BARBITURATES AND OXIDATIVE-PHOSPHORYLATION

J. A. Bain 1 and T. M. Brody 2

1 Departments of Pharmacology and Psychiatry, University of Illinois College of Medicine, Chicago 12, Illinois
2 Department of Pharmacology, University of Michigan Medical School, Ann Arbor, Michigan

The effects of a variety of barbiturates on oxidative-phosphorylation catalyzed by brain and liver mitochondrial preparations are compared to the effect on these reactions of the classical uncoupling agent, dinitrophenol. The barbiturates were shown to dissociate the processes of oxidation and phosphorylation. This uncoupling effect is qualitatively similar to that of dinitrophenol. Quantitatively, dinitrophenol produces effects at lower concentrations and has less effect on oxidation than do the barbiturates. On the whole the effects of the thiobarbiturates resemble those of dinitrophenol more closely than do those of the oxygen barbiturates.

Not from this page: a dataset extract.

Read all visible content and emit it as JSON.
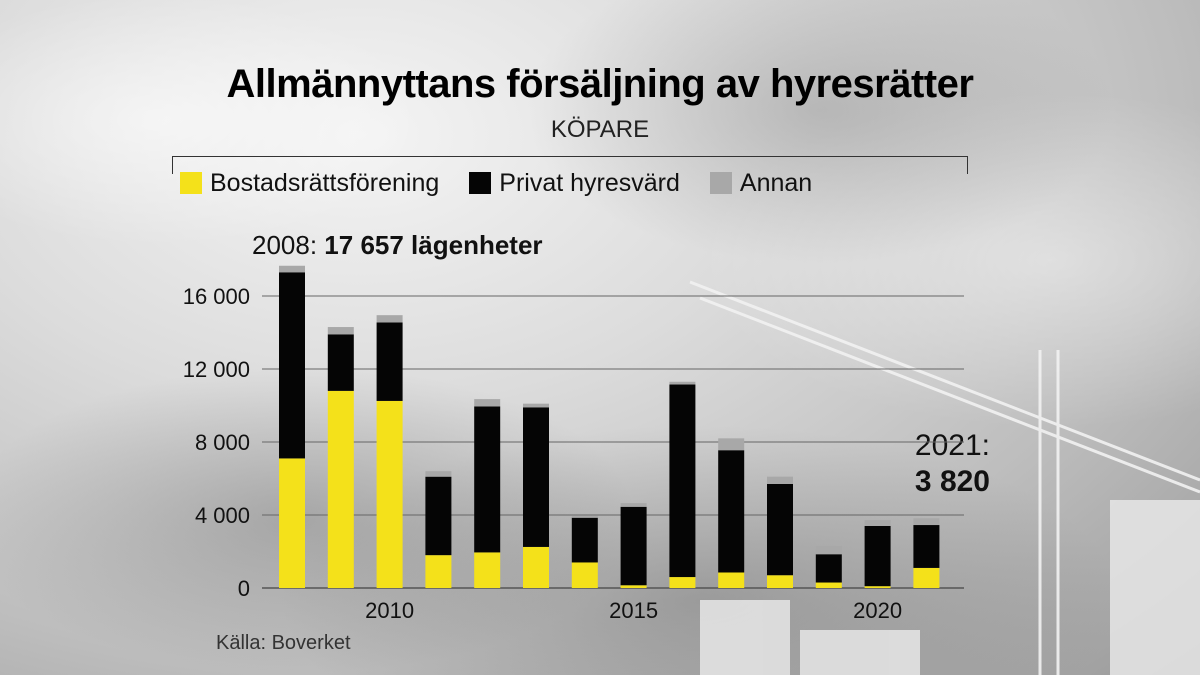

The effects of dinitrophenol and the oxygen barbiturates on the activity of the mitochondrial system can be reversed by washing the enzyme preparations after treatment with the drug whereas the effect of most of the thiobarbiturates cannot. The addition of excess magnesium does not reverse the action of either the barbiturates or dinitrophenol. Dinitrophenol, thiopental, and pentobarbital are shown to inhibit the oxidation of octanoate by liver mitochondria.